AD It’s a beautiful abyss. but it is overwhelming—all of this beautiful possibility, and how do you find a foothold? I think it is true that generally people who are drawn toward printmaking have an interest in the technical, or systems, in order to figure out how an image is constructed, how it is built one layer at a time. How does a matrix allow you to do certain things that you can’t do any other way? Stencils were something that I gravitated toward as a form of that. For me, it was really using systems on a physical level. Figuring out ways of entering into image-making eventually led to using a lot of digital tools. They are really a means to an end, a convenience. Computers do things that maybe we could do, but it would take too long to be practical.

KM My last question circles back to printmaking and this analytical way of making images. I get a sense walking around and looking at contemporary art that there is more and more of this drive toward this kind of mediation. These tools, as you’ve said, are beyond our immediate scope of understanding—it’s not like lifting up the hood of a car and being able to see all the parts. Yet they’re still of our own making.

AD Yes, and I think this is going to be something that we have to deal with in the future. When I talk to students, I stress the importance of trying to understand your tools. Having a grasp, of the way that a computer works, or the way the software works, or the way that a machine works, will give you a better understanding of how you could use that tool, and how you can understand your work within that process. I’ve always felt that if you use tools without an understanding, then you’re at their mercy.

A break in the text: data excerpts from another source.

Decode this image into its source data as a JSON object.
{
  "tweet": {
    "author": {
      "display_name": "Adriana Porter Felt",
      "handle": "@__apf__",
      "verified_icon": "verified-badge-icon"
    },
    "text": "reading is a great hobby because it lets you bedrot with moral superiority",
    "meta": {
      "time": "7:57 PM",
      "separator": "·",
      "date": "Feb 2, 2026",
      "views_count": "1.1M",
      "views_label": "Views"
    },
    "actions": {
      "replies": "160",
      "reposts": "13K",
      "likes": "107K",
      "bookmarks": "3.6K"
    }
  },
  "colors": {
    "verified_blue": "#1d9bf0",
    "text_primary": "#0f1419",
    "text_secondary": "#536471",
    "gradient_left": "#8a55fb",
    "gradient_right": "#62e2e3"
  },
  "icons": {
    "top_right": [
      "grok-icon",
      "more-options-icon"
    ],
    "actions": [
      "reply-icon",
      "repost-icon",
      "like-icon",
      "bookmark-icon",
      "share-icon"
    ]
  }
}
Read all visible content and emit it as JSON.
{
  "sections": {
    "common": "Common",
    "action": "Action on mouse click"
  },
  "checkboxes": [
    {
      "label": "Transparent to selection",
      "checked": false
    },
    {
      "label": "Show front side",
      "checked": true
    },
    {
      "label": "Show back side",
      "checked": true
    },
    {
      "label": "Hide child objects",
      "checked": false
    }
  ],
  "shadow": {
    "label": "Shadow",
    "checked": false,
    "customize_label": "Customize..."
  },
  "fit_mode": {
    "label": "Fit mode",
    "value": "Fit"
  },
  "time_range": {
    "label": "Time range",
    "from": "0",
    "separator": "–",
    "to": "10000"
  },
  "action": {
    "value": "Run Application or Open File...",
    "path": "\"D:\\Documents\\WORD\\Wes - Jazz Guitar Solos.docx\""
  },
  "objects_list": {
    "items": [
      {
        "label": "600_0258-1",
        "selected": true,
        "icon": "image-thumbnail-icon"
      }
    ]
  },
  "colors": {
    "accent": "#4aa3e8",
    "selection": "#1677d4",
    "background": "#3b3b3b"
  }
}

There’s often a power struggle between artists and the makers of the tools. As an artist using software, you’re completely subject to the fact that the company might stop making it. If those tools stop existing, one option is that you can just stop making that kind of work. But if you have a greater understanding of the tools, then you can change them, you can modify them, you can make up your own versions of them. (That said, with neural networks in artificial intelligence, there may be a Black Box [that we cannot see into]. That’s a big question about artificial intelligence, and a larger discussion of how much do we understand about what we’re building?) But a lot of what I’m seeing right now is people taking control of the tools that they are using.

KM You are involved in a nonprofit that deals with some of these issues, right?

AD Yes, I started Brooklyn Research with two friends from graduate school, Johnny Lu and Ezer Longinus. Part of it is a coworking space for people that need access to digital fabrication and things like 3D printing, laser cutting, CNC machines and that kind of thing. We also host artist talks and research-driven programming. One of our research groups is Print Technologies, which is there to explore new ideas, new techniques and new conceptual interest in print and technologies of printmaking.

KM Well, it’s very exciting work, and we’re lucky to have you as part of the print community.

AD Thank you, it’s something that I’m very happy to be a part of.

Alex Dodge is an artist who lives and works in Brooklyn.

Kate McQuillen is a Brooklyn-based artist working in painting and installation.